Grantee Research Project Results
C. P. Huang
University of Delaware, Newark, DE
The overall objective of this project was to assess the effect of photocatalytic nano-particles on the toxicity of three organisms, including bacteria, algae and daphniad. Among target organisms studied were: bacteria (Escherichia coli; TK2), algae (Selenastrum capricornutum) and daphniad (Ceriodaphnia dubia). A series of TiO2 nan-nanoparticles in different particle size fractions were manufactured using the sol gel or CMVD technique. The TiO2 particles were characterized for the particle size using both the SEM and the DLS methods before use. Experimentally, a 28-h E. coli culture or 2-day neonates or log-phase algae culture were exposed to photocatalytic nano-TiO2 at various concentrations (e.g., 0 to 1 g/L) and particle size (e.g., 3 to 100 nm) both in darkness and the presence of a simulated solar light.
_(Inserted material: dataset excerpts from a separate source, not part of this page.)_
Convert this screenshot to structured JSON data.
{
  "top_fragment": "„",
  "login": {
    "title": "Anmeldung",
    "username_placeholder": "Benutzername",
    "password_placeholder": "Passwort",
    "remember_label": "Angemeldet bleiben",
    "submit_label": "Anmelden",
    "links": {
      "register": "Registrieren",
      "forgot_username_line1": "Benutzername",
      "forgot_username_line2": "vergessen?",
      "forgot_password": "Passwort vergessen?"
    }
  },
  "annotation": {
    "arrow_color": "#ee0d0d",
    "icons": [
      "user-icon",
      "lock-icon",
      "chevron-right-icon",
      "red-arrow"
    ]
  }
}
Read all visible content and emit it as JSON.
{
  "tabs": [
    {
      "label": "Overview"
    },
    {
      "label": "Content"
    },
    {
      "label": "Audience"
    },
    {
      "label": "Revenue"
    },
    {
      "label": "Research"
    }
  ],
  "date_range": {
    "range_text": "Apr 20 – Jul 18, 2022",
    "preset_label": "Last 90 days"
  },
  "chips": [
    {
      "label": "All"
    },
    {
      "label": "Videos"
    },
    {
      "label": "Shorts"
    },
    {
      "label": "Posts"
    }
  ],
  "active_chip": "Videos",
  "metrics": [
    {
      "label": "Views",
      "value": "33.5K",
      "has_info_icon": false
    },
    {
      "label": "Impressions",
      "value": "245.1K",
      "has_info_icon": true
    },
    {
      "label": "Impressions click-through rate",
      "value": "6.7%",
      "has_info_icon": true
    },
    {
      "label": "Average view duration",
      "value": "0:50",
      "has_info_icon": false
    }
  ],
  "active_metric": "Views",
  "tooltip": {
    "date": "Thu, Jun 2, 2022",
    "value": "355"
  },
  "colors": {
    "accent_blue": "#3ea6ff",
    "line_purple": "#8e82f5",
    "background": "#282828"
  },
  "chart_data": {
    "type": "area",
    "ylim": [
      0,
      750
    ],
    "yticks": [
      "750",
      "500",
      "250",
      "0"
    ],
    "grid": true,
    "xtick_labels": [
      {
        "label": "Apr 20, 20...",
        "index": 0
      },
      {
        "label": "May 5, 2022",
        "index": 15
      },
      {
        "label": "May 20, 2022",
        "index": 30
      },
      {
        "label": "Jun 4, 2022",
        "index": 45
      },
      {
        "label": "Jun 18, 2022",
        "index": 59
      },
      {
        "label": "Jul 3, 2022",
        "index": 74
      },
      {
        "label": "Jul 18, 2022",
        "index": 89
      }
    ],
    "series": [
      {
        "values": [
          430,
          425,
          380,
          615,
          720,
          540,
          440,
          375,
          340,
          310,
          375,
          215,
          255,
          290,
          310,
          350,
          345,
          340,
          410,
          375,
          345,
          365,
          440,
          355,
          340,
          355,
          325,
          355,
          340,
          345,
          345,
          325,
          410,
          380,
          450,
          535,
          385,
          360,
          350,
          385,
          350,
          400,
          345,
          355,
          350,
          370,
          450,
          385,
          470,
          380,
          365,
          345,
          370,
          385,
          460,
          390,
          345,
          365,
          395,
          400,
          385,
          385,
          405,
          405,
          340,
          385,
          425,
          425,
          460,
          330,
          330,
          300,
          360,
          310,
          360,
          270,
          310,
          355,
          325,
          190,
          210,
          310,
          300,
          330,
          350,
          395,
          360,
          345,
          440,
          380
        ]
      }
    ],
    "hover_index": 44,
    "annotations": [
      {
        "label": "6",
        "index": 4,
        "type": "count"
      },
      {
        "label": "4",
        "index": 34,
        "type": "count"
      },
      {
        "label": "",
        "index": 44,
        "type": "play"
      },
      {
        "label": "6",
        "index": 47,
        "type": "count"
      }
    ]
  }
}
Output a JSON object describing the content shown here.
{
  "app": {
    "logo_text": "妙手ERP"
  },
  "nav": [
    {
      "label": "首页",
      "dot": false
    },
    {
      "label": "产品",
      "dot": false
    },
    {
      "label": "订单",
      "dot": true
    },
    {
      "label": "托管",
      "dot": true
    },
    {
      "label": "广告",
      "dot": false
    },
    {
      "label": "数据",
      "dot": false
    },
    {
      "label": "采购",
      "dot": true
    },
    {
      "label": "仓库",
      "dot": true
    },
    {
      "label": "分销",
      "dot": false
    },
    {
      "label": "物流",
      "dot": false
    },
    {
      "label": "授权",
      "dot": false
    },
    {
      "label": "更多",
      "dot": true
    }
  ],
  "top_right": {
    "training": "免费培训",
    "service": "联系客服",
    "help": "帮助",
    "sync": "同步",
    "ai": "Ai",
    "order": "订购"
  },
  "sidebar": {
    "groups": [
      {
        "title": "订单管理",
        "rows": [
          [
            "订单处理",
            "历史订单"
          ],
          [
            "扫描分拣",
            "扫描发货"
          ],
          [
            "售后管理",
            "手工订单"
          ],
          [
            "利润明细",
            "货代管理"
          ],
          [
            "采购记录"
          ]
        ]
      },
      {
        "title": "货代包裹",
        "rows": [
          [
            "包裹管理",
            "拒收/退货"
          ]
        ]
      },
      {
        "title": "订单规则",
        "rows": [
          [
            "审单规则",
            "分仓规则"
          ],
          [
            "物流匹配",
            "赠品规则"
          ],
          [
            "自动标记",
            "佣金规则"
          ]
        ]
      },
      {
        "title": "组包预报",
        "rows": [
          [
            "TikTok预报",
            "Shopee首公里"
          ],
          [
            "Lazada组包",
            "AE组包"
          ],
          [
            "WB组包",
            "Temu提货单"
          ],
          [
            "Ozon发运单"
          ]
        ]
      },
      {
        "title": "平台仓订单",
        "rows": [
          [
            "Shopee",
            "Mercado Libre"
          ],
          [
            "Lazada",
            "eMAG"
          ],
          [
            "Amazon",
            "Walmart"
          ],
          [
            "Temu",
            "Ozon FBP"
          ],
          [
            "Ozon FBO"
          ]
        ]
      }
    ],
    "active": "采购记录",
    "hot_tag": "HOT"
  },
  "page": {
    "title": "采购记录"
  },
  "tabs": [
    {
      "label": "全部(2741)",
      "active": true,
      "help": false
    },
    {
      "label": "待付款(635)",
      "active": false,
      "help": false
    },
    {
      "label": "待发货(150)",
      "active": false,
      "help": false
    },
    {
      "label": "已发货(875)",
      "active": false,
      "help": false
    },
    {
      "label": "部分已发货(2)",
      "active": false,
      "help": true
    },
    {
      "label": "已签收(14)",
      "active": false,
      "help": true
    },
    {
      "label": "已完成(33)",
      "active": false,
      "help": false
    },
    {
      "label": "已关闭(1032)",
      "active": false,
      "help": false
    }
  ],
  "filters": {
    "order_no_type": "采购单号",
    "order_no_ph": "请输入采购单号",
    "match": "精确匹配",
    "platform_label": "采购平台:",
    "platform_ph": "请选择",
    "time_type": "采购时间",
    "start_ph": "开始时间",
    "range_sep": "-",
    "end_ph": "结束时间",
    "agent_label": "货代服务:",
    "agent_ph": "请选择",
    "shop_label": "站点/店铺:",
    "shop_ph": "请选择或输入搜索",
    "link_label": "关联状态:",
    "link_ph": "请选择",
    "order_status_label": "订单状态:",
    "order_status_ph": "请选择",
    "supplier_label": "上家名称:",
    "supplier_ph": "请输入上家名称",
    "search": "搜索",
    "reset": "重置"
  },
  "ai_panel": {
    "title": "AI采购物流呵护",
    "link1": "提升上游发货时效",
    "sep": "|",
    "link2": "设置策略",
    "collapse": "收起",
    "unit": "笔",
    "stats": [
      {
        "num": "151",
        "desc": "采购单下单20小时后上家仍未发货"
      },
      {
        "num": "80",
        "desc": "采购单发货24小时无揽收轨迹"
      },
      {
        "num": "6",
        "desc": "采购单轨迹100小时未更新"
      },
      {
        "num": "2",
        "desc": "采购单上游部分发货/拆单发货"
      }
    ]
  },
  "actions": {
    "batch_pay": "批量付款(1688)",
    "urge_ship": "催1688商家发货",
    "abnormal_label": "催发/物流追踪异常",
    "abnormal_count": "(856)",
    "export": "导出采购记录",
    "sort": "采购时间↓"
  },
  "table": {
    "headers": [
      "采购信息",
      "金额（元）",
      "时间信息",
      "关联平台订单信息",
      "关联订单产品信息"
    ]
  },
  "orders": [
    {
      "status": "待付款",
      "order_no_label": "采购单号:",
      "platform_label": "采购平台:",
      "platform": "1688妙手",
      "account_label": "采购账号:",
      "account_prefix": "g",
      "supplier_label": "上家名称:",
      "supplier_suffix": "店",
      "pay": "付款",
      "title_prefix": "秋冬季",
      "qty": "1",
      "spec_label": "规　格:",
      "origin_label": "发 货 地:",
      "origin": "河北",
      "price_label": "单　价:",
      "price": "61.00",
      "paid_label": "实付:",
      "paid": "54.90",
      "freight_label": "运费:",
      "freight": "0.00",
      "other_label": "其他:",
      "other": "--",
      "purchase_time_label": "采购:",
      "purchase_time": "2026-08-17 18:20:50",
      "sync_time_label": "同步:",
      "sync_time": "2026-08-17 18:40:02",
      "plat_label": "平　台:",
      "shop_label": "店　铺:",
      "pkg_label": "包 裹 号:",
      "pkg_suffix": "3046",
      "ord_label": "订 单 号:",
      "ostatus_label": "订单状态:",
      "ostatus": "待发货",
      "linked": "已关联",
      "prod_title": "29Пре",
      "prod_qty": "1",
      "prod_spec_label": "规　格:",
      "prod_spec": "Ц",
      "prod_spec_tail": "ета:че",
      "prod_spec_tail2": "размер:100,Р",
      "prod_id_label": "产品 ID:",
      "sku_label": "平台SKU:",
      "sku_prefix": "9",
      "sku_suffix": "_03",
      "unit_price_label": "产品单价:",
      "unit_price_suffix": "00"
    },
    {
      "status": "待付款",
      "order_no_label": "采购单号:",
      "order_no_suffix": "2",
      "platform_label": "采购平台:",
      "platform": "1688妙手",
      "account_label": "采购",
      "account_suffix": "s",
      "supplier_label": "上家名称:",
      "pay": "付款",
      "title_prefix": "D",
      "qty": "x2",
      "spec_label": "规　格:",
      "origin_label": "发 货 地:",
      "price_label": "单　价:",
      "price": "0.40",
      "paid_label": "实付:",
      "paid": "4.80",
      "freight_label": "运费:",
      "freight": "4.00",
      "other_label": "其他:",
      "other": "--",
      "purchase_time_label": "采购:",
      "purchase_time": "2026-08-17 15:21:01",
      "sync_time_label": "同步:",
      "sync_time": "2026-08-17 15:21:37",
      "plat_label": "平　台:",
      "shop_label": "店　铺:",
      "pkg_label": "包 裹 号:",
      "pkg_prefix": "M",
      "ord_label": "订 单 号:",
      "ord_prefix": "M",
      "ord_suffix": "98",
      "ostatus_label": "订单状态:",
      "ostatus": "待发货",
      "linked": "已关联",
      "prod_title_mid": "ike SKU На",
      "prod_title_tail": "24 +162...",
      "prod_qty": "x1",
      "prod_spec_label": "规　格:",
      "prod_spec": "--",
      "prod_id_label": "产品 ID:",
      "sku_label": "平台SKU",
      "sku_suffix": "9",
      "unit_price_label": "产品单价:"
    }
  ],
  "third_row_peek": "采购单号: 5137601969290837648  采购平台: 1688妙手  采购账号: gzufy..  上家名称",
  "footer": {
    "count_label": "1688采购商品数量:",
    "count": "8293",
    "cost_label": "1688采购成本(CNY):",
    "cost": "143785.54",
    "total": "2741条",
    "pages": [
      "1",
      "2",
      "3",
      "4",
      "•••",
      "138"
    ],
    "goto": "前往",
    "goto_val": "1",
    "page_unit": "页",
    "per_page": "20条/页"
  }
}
The growth or survival rate was used to determine the LC50 value of all tested organisms. EC50 values of daphniad were determined from reproduction rate. Results show that in the size range of 5 to 30 nm, there appeared to be no significant difference in toxic response to the photocatalytic TiO2 particles. The presence of light irradiation significantly enhanced the survival and the reproduction (in the case of daphniad) of tested organisms due to additional photocatalytic activity. Photocatalytic reactions generated hydroxyl radical, which is strong oxidation agent that can cause great stress and damage to the cells. Cell damage was observed in terms of lipid peroxidation (e.g., production of malondialdehyde, MDA), cellular respiration (e.g., reduction of 2,3,5-triphenyltetrazolium chloride, TTC) and antioxidant enzyme (e.g., glutathione-S-transferase, GST). Results indicated increase in the generation of MDA, TTC, and GST upon exposure of tested organisms to nano-TiO2; photocatalytic activity markedly increased the production of MDA, TTC, and GST.